Il répondit avec des manières raffinées : « Et vous ? »
Qi Tian a déclaré : « Je dois me renseigner sur la situation de Qi Wu. »
Ruya hocha la tête et alla docilement prendre un bain.
Qi Tian plissa les yeux, percevant avec soin la véritable énergie entre le ciel et la terre.
Selon le plan initial, Qi Tian aurait dû se faire discret, mais cela ne concernait que Lu Ao. Maintenant qu'il travaille pour lui, il n'a plus besoin de se cacher.
Quant à Qi Yang, il est Qi Tian, et personne dans les Régions de l'Ouest ne peut le deviner.
...
Pendant que Qi Tian donnait des instructions à Qi Wu sur la cultivation, une silhouette sombre portant quelque chose émergea furtivement du bâtiment.
Dès qu'il fit son premier pas, il commença à ressentir une douleur intense dans tout le corps.
«Je...ne...accepte...pas...cela...»
Son visage se tordit dans une grimace féroce, les veines de son front saillantes. Au moment même où il poussa ce rugissement, son corps explosa dans un fracas assourdissant, la chair et le sang se séparant dans une scène macabre.
L'instant d'après, une silhouette apparut comme par magie, tendit la main et saisit l'endroit où il se tenait, puis fronça légèrement les sourcils.
Chapitre 1650 Prêt à payer le prix
« Avec une aura aussi faible, ce pouvoir spirituel ne devrait pas durer plus d'une journée.
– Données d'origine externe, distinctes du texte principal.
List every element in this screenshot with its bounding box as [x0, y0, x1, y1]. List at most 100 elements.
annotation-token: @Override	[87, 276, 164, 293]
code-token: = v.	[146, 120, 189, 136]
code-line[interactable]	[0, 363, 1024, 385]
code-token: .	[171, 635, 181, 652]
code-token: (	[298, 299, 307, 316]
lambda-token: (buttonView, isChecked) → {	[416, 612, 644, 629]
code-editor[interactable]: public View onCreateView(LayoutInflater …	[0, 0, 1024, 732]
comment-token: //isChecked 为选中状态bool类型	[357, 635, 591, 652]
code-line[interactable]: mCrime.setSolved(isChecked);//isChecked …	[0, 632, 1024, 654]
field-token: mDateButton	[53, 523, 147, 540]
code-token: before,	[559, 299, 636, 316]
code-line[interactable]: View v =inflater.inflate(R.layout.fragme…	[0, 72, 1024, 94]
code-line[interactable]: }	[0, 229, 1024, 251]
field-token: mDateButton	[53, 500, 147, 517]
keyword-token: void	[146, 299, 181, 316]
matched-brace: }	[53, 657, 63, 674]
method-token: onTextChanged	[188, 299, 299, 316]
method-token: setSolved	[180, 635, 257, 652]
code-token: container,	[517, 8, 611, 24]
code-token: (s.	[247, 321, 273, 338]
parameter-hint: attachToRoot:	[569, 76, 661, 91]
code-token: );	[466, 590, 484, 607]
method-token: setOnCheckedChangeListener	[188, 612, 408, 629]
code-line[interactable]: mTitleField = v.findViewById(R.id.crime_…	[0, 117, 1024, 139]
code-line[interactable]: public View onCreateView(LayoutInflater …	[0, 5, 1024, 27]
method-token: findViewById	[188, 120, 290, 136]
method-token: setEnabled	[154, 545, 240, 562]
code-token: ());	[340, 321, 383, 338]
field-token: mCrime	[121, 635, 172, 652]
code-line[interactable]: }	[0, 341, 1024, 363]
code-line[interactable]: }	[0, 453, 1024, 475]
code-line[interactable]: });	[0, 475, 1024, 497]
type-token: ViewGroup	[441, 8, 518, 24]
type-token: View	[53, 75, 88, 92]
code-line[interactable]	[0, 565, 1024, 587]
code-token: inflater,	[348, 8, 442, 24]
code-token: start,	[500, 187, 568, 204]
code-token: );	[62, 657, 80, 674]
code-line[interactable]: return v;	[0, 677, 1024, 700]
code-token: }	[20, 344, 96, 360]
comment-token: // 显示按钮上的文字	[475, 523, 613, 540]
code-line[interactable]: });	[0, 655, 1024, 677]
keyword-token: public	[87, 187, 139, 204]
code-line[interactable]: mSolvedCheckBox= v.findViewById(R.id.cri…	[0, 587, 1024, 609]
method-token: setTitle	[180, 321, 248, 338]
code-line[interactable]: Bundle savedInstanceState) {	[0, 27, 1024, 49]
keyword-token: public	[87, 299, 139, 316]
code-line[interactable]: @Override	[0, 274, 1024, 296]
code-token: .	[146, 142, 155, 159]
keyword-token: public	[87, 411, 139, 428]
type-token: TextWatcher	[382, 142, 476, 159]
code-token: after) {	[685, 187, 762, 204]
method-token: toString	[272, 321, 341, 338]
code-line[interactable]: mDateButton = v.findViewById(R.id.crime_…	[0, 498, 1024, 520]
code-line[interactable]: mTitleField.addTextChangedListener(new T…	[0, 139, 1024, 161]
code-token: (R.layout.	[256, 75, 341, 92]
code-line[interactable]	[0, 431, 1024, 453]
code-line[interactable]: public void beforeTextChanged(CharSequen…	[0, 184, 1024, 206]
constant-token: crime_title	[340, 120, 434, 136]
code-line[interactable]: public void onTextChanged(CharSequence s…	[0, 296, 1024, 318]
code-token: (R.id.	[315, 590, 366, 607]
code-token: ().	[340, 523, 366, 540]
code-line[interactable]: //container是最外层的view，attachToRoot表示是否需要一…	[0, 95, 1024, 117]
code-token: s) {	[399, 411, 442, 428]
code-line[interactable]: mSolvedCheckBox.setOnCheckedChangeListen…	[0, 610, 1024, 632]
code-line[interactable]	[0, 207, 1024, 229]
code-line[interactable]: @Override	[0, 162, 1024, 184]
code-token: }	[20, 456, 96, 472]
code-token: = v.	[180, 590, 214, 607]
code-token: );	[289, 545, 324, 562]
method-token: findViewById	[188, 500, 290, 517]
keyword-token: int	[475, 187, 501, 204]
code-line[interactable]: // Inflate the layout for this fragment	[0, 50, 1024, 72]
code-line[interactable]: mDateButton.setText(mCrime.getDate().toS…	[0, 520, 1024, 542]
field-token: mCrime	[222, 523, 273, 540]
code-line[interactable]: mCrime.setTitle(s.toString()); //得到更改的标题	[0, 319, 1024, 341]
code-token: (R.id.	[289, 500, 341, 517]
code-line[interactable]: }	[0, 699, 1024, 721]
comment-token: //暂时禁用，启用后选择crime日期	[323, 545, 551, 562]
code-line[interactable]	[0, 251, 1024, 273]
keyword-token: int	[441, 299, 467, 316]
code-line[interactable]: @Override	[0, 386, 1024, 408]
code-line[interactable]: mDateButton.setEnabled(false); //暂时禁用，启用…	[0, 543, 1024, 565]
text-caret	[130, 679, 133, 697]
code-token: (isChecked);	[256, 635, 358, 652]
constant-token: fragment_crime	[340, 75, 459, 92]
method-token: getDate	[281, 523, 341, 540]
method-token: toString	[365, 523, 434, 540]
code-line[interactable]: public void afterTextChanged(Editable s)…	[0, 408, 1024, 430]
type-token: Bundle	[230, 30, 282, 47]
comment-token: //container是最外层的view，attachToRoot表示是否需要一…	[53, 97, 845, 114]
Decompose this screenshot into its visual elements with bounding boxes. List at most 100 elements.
Cependant, si je le maintiens, il devrait durer trois jours. Après trois jours, lorsque l'âme sera sur le point de se dissiper, nous pourrons la ramener à Lu Ao, et elle sera identique. »
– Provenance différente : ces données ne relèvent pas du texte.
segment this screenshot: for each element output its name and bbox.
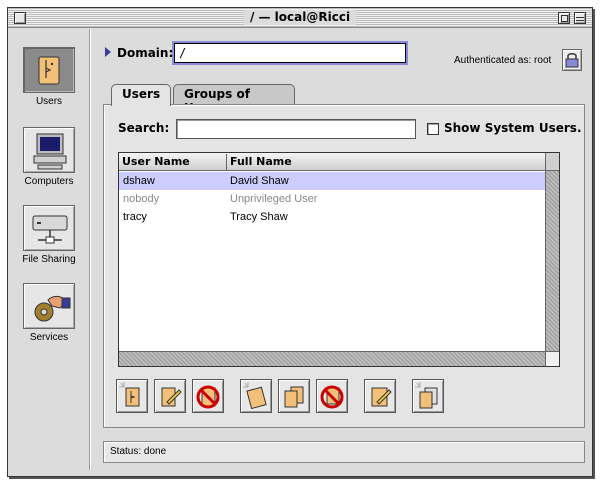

Qi Tian se retourna et entra dans le bâtiment. Regardant les dizaines de jeunes filles chinoises dans le hall du premier étage, il leur fit signe de la main et dit : « Vous pouvez toutes partir maintenant. »
Les belles femmes étaient déjà terrifiées, et lorsqu'elles apprirent que Sartre avait été sauvagement battu et qu'il était presque à moitié mort, elles furent à la fois surprises et effrayées.
Ils avaient déjà entendu dire que cette personne semblait être quelqu'un de bien, et ils avaient également entendu dire que s'il avait traité Sartre de cette façon, c'était parce que Sartre avait harcelé une jeune fille chinoise ; leur impression à son sujet s'était donc beaucoup améliorée.
En entendant les paroles de Qi Tian, ils furent surpris et échangèrent des regards perplexes.
Qi Tian les regarda, perplexe. Après les avoir libérés, pourquoi ne partaient-ils pas ?
Vont-ils tous se proposer en mariage ?
Bien que ces filles soient toutes jolies, je ne peux pas profiter d'elles.
Tandis que Qi Tian réfléchissait, l'une des douze jeunes filles environ, qui n'était pas particulièrement belle mais qui avait un tempérament exceptionnel, s'approcha de lui et, rassemblant son courage, dit doucement : « Vous devez être l'aîné qui a vaincu Sartre, n'est-ce pas ? »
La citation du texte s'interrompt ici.